Adoptée en 2017, la Loi visant à lutter contre la maltraitance envers les aînés et toute autre personne majeure en situation de vulnérabilité a été renforcée en avril dernier par l’ajout d’infractions pénales prévoyant des amendes allant jusqu’à 250 000 $. Plus de six mois plus tard, sur le terrain, qu’il s’agisse des familles, des policiers ou des commissaires aux plaintes, personne ne semble savoir précisément quel est le chemin à prendre pour que ces infractions soient sanctionnées.

« On a annoncé en grande pompe qu’on ajouterait ces infractions pénales comme un rempart supplémentaire pour protéger les personnes vulnérables, plus particulièrement en CHSLD. Au moment où on a mis ces mesures-là en place, on n’a pas du tout pensé à la façon dont ça allait être appliqué Â», lance au bout du fil Patrick Martin-Ménard, avocat spécialisé dans les causes médicales.

Depuis avril dernier, des infractions pénales prévoient des amendes à l’égard de l’auteur d’un acte de maltraitance, mais également de toute personne qui manque à son obligation de le signaler.

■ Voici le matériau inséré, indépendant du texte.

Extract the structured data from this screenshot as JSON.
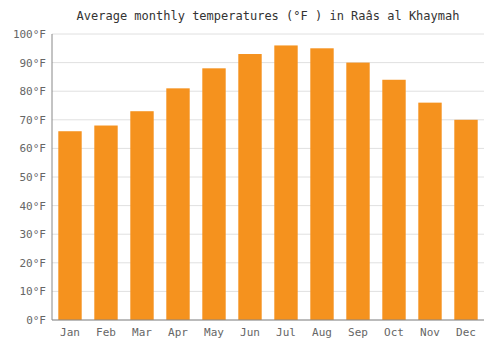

Ces nouvelles dispositions ont été ajoutées à l’initiative de la ministre responsable des Aînés de l’époque, Marguerite Blais, mais aucune directive n’a été donnée depuis par le ministère de la Santé et des Services sociaux (MSSS) sur leur application.

Daniel Pilote en a fait les frais. Il a déposé début août une plainte pour maltraitance à la police de Saint-Jean-sur-Richelieu contre le CHSLD où il réside, en vertu de la nouvelle loi. Depuis, l’homme qui souffre de dystrophie musculaire n’a toujours pas de nouvelles de sa plainte.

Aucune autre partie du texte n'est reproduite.